Чутко бабушка спала.

Прижимал командированный,

истерзав свою постель,

важный мусор, замурованный

в замордованный портфель.

И камвольщица грудастая,

носом тоненько свистя,

принимала государственно

свое личное дитя.

Поскольку сам Евтушенко был поэтом, то вез с собой нечто нематериальное: он

…Россию серединную

прижимал к своей груди, —

в чем можно видеть лирический перегиб, но можно – и весьма важное отличие провинциала, занятого проблемой поиска хлеба насущного, от москвича, решившего проблему снабжения всерьез и надолго.

Ох уж этот нескорый поезд № 662! Я изучил его, пока был студентом, вдоль и поперек, и навеки запомнил, какое зрелище он представляет даже в купейном варианте, не говоря уж про общие вагоны, где с третьих полок капает на вторые оттаявшее в поезде мясо, где люди сидят голова на голове и две соседки ночь напролет спорят, сколько зарабатывает Пугачева и стухнет колбаса «Останкинская» до Иванова или же обождет…

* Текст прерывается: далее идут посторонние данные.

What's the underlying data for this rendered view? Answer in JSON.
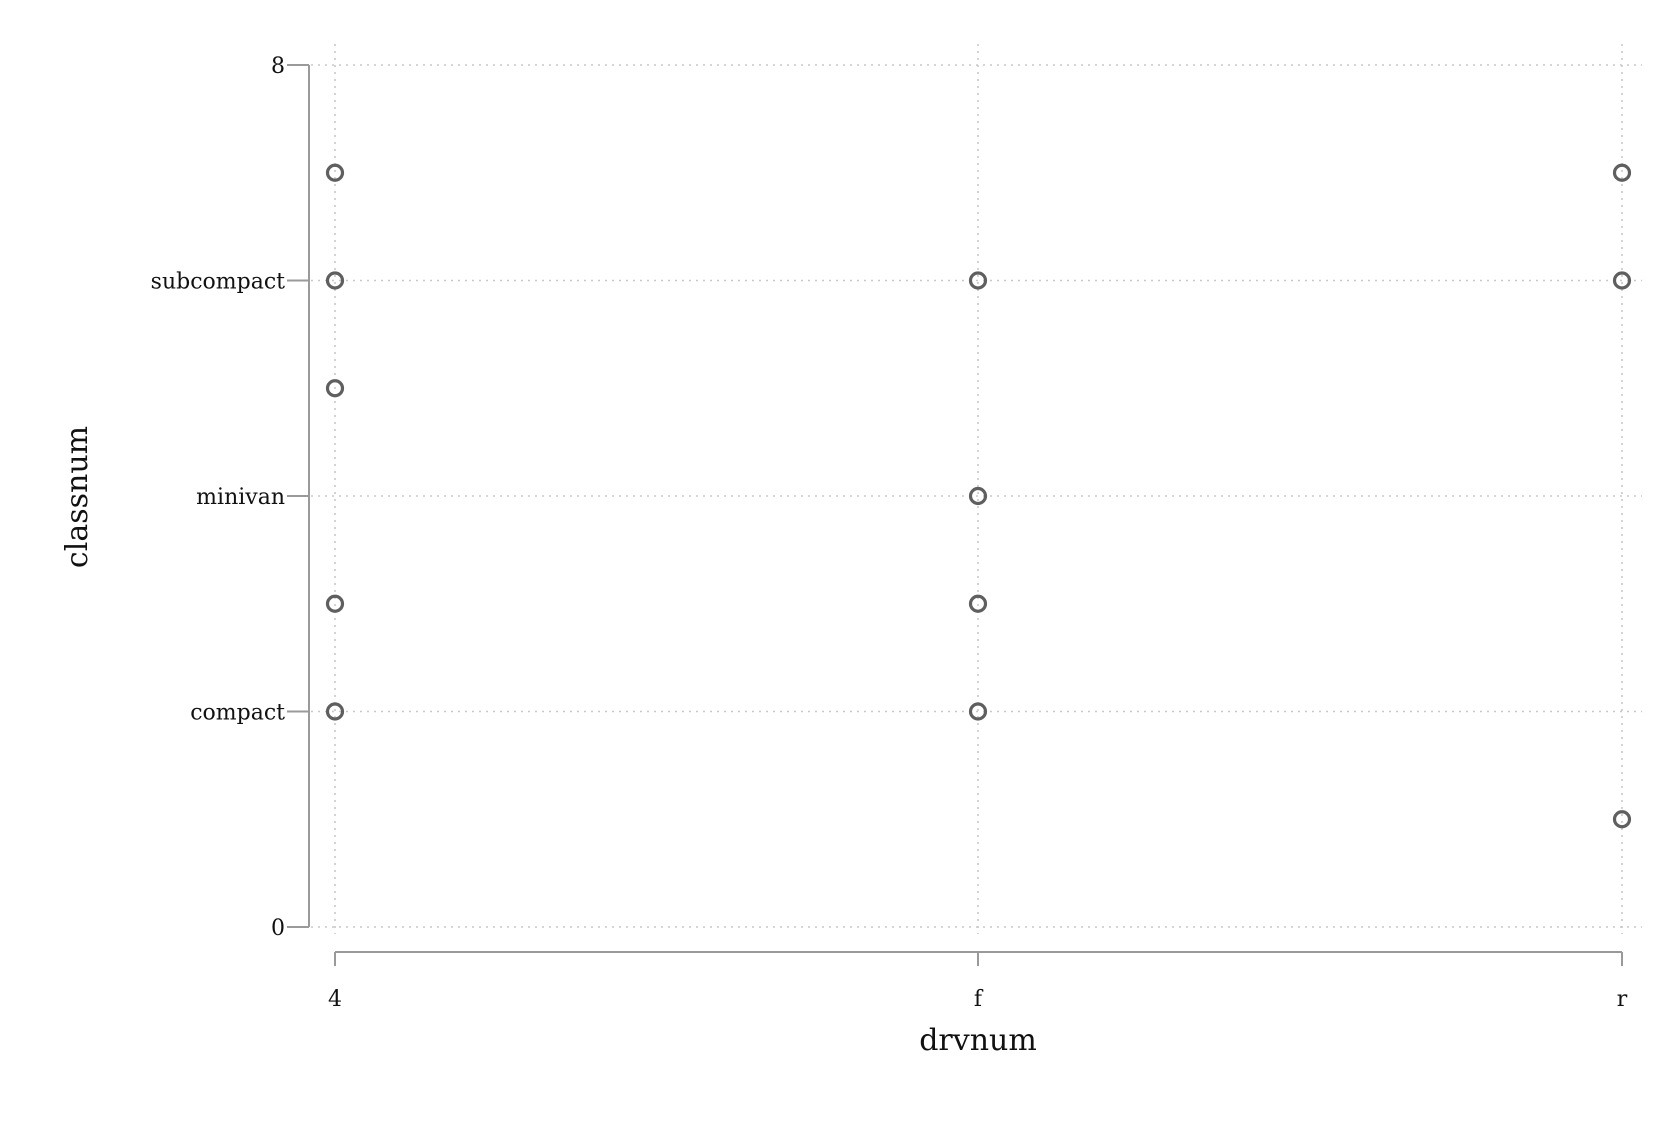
{
  "chart_data": {
    "type": "scatter",
    "title": "",
    "xlabel": "drvnum",
    "ylabel": "classnum",
    "x_categories": [
      "4",
      "f",
      "r"
    ],
    "ylim": [
      0,
      8
    ],
    "y_ticks": [
      {
        "value": 0,
        "label": "0"
      },
      {
        "value": 2,
        "label": "compact"
      },
      {
        "value": 4,
        "label": "minivan"
      },
      {
        "value": 6,
        "label": "subcompact"
      },
      {
        "value": 8,
        "label": "8"
      }
    ],
    "grid": true,
    "legend": "none",
    "points": [
      {
        "x": "4",
        "y": 7
      },
      {
        "x": "4",
        "y": 6
      },
      {
        "x": "4",
        "y": 5
      },
      {
        "x": "4",
        "y": 3
      },
      {
        "x": "4",
        "y": 2
      },
      {
        "x": "f",
        "y": 6
      },
      {
        "x": "f",
        "y": 4
      },
      {
        "x": "f",
        "y": 3
      },
      {
        "x": "f",
        "y": 2
      },
      {
        "x": "r",
        "y": 7
      },
      {
        "x": "r",
        "y": 6
      },
      {
        "x": "r",
        "y": 1
      }
    ],
    "colors": {
      "marker": "#5f5f5f",
      "axis": "#9a9a9a",
      "grid": "#c8c8c8"
    }
  }
}
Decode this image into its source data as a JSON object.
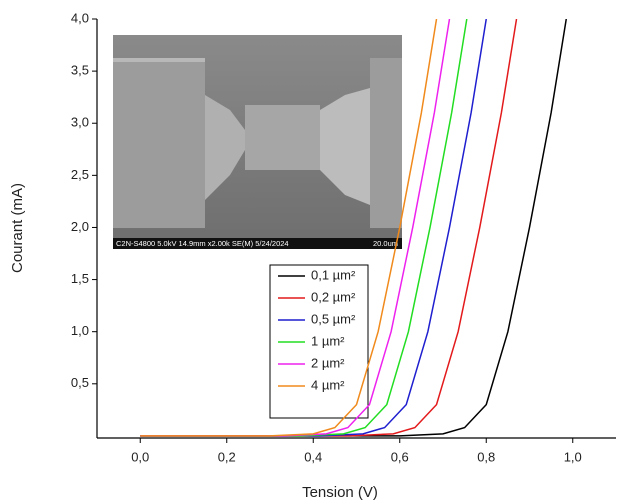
{
  "chart_data": {
    "type": "line",
    "xlabel": "Tension (V)",
    "ylabel": "Courant (mA)",
    "xlim": [
      -0.1,
      1.1
    ],
    "ylim": [
      -0.02,
      4.0
    ],
    "xticks": [
      {
        "value": 0,
        "label": "0,0"
      },
      {
        "value": 0.2,
        "label": "0,2"
      },
      {
        "value": 0.4,
        "label": "0,4"
      },
      {
        "value": 0.6,
        "label": "0,6"
      },
      {
        "value": 0.8,
        "label": "0,8"
      },
      {
        "value": 1.0,
        "label": "1,0"
      }
    ],
    "yticks": [
      {
        "value": 0.5,
        "label": "0,5"
      },
      {
        "value": 1.0,
        "label": "1,0"
      },
      {
        "value": 1.5,
        "label": "1,5"
      },
      {
        "value": 2.0,
        "label": "2,0"
      },
      {
        "value": 2.5,
        "label": "2,5"
      },
      {
        "value": 3.0,
        "label": "3,0"
      },
      {
        "value": 3.5,
        "label": "3,5"
      },
      {
        "value": 4.0,
        "label": "4,0"
      }
    ],
    "series": [
      {
        "name": "0,1 µm²",
        "color": "#000000",
        "x": [
          0,
          0.5,
          0.6,
          0.7,
          0.75,
          0.8,
          0.85,
          0.9,
          0.95,
          0.985
        ],
        "values": [
          0,
          0,
          0,
          0.02,
          0.08,
          0.3,
          1.0,
          2.0,
          3.1,
          4.0
        ]
      },
      {
        "name": "0,2 µm²",
        "color": "#e31a1c",
        "x": [
          0,
          0.385,
          0.485,
          0.585,
          0.635,
          0.685,
          0.735,
          0.785,
          0.835,
          0.87
        ],
        "values": [
          0,
          0,
          0,
          0.02,
          0.08,
          0.3,
          1.0,
          2.0,
          3.1,
          4.0
        ]
      },
      {
        "name": "0,5 µm²",
        "color": "#1f1fcf",
        "x": [
          0,
          0.315,
          0.415,
          0.515,
          0.565,
          0.615,
          0.665,
          0.715,
          0.765,
          0.8
        ],
        "values": [
          0,
          0,
          0,
          0.02,
          0.08,
          0.3,
          1.0,
          2.0,
          3.1,
          4.0
        ]
      },
      {
        "name": "1 µm²",
        "color": "#22dd22",
        "x": [
          0,
          0.27,
          0.37,
          0.47,
          0.52,
          0.57,
          0.62,
          0.67,
          0.72,
          0.755
        ],
        "values": [
          0,
          0,
          0,
          0.02,
          0.08,
          0.3,
          1.0,
          2.0,
          3.1,
          4.0
        ]
      },
      {
        "name": "2 µm²",
        "color": "#ee22ee",
        "x": [
          0,
          0.23,
          0.33,
          0.43,
          0.48,
          0.53,
          0.58,
          0.63,
          0.68,
          0.715
        ],
        "values": [
          0,
          0,
          0,
          0.02,
          0.08,
          0.3,
          1.0,
          2.0,
          3.1,
          4.0
        ]
      },
      {
        "name": "4 µm²",
        "color": "#f08a1c",
        "x": [
          0,
          0.2,
          0.3,
          0.4,
          0.45,
          0.5,
          0.55,
          0.6,
          0.65,
          0.685
        ],
        "values": [
          0,
          0,
          0,
          0.02,
          0.08,
          0.3,
          1.0,
          2.0,
          3.1,
          4.0
        ]
      }
    ],
    "annotations": [
      "C2N-S4800 5.0kV 14.9mm x2.00k SE(M) 5/24/2024",
      "20.0um"
    ]
  }
}
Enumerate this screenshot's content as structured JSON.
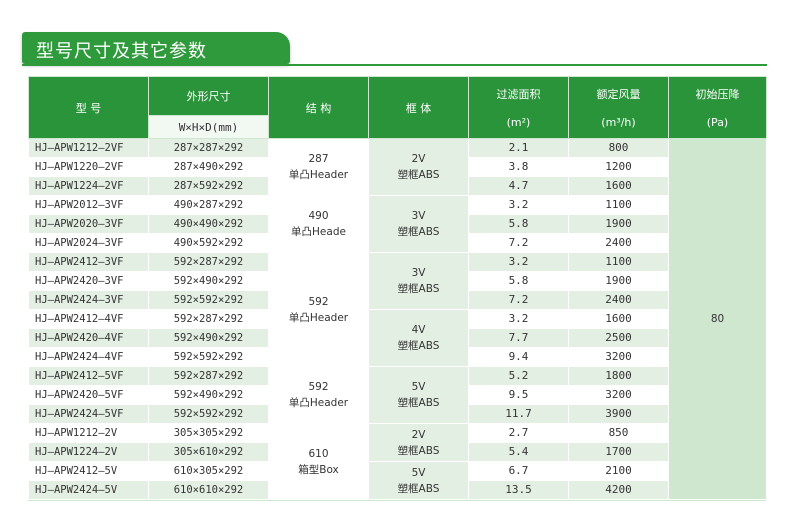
{
  "title": "型号尺寸及其它参数",
  "headers": {
    "model": "型 号",
    "dimensions": "外形尺寸",
    "dimensions_sub": "W×H×D(mm)",
    "structure": "结 构",
    "frame": "框 体",
    "filter_area": "过滤面积",
    "filter_area_unit": "(m²)",
    "airflow": "额定风量",
    "airflow_unit": "(m³/h)",
    "pressure": "初始压降",
    "pressure_unit": "(Pa)"
  },
  "rows": [
    {
      "model": "HJ–APW1212–2VF",
      "dim": "287×287×292",
      "area": "2.1",
      "flow": "800"
    },
    {
      "model": "HJ–APW1220–2VF",
      "dim": "287×490×292",
      "area": "3.8",
      "flow": "1200"
    },
    {
      "model": "HJ–APW1224–2VF",
      "dim": "287×592×292",
      "area": "4.7",
      "flow": "1600"
    },
    {
      "model": "HJ–APW2012–3VF",
      "dim": "490×287×292",
      "area": "3.2",
      "flow": "1100"
    },
    {
      "model": "HJ–APW2020–3VF",
      "dim": "490×490×292",
      "area": "5.8",
      "flow": "1900"
    },
    {
      "model": "HJ–APW2024–3VF",
      "dim": "490×592×292",
      "area": "7.2",
      "flow": "2400"
    },
    {
      "model": "HJ–APW2412–3VF",
      "dim": "592×287×292",
      "area": "3.2",
      "flow": "1100"
    },
    {
      "model": "HJ–APW2420–3VF",
      "dim": "592×490×292",
      "area": "5.8",
      "flow": "1900"
    },
    {
      "model": "HJ–APW2424–3VF",
      "dim": "592×592×292",
      "area": "7.2",
      "flow": "2400"
    },
    {
      "model": "HJ–APW2412–4VF",
      "dim": "592×287×292",
      "area": "3.2",
      "flow": "1600"
    },
    {
      "model": "HJ–APW2420–4VF",
      "dim": "592×490×292",
      "area": "7.7",
      "flow": "2500"
    },
    {
      "model": "HJ–APW2424–4VF",
      "dim": "592×592×292",
      "area": "9.4",
      "flow": "3200"
    },
    {
      "model": "HJ–APW2412–5VF",
      "dim": "592×287×292",
      "area": "5.2",
      "flow": "1800"
    },
    {
      "model": "HJ–APW2420–5VF",
      "dim": "592×490×292",
      "area": "9.5",
      "flow": "3200"
    },
    {
      "model": "HJ–APW2424–5VF",
      "dim": "592×592×292",
      "area": "11.7",
      "flow": "3900"
    },
    {
      "model": "HJ–APW1212–2V",
      "dim": "305×305×292",
      "area": "2.7",
      "flow": "850"
    },
    {
      "model": "HJ–APW1224–2V",
      "dim": "305×610×292",
      "area": "5.4",
      "flow": "1700"
    },
    {
      "model": "HJ–APW2412–5V",
      "dim": "610×305×292",
      "area": "6.7",
      "flow": "2100"
    },
    {
      "model": "HJ–APW2424–5V",
      "dim": "610×610×292",
      "area": "13.5",
      "flow": "4200"
    }
  ],
  "structure_groups": [
    {
      "line1": "287",
      "line2": "单凸Header"
    },
    {
      "line1": "490",
      "line2": "单凸Heade"
    },
    {
      "line1": "592",
      "line2": "单凸Header"
    },
    {
      "line1": "592",
      "line2": "单凸Header"
    },
    {
      "line1": "610",
      "line2": "箱型Box"
    }
  ],
  "frame_groups": [
    {
      "line1": "2V",
      "line2": "塑框ABS"
    },
    {
      "line1": "3V",
      "line2": "塑框ABS"
    },
    {
      "line1": "3V",
      "line2": "塑框ABS"
    },
    {
      "line1": "4V",
      "line2": "塑框ABS"
    },
    {
      "line1": "5V",
      "line2": "塑框ABS"
    },
    {
      "line1": "2V",
      "line2": "塑框ABS"
    },
    {
      "line1": "5V",
      "line2": "塑框ABS"
    }
  ],
  "pressure_value": "80",
  "colors": {
    "brand_green": "#2f9a3c",
    "header_green": "#2a943a",
    "table_bg": "#cfe6cf"
  }
}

Так что мне весьма понятны чувства Евтушенко, вопрошающего:

Мы за столько горьких лет

заслужили жизнь хорошую?

Заслужили или нет? —

как понятны и чувства ивановцев при чтении этих стихов: это была еще не вся правда, поскольку ответ на вопрос «заслужили или нет?» давался слишком неопределенный: «Что исполнится, то вспомнится кем-нибудь когда-нибудь», – но уже ее попытка. А так как ивановцы жаждали если не плана действий, то определенности, то они прочитали всю стихотворную «авроровскую» подборку, и вслед за «Москвой – Иваново», через типографский знак, называющийся типографскими рабочими неопределенно-любовно «бубочкой», прочли еще одно стихотворение из шестнадцати строк, которое мне хочется привести полностью. В силу неопределенности постановки бубочки было совершенно непонятно, следует считать шестнадцать строк отдельным стихотворением или как бы прицепным, дополнительным вагоном, также прибывшим в Иваново, и ивановцы решили, что – прицепным:

Достойно, главное, достойно

любые встретить времена,

когда эпоха то застойна,

то взбаламучена до дна.

Достойно, главное, достойно,

чтоб раздаватели щедрот

не довели тебя до стойла

и не заткнули сеном рот.

Страх перед временем – паденье.

На трусость душу не потрать,

но приготовь себя к потере

всего, что страшно потерять.

Но если все переломалось,

как невозможно предрешить,

скажи себе такую малость:

«И это можно пережить…»

Эти шестнадцать строк были, таким образом, все-таки некоторой попыткой программы социального поведения, и я, право, удивляюсь, как они могли быть напечатаны в 1978 году – мне почему-то кажется, что их непросто было бы напечатать и сейчас…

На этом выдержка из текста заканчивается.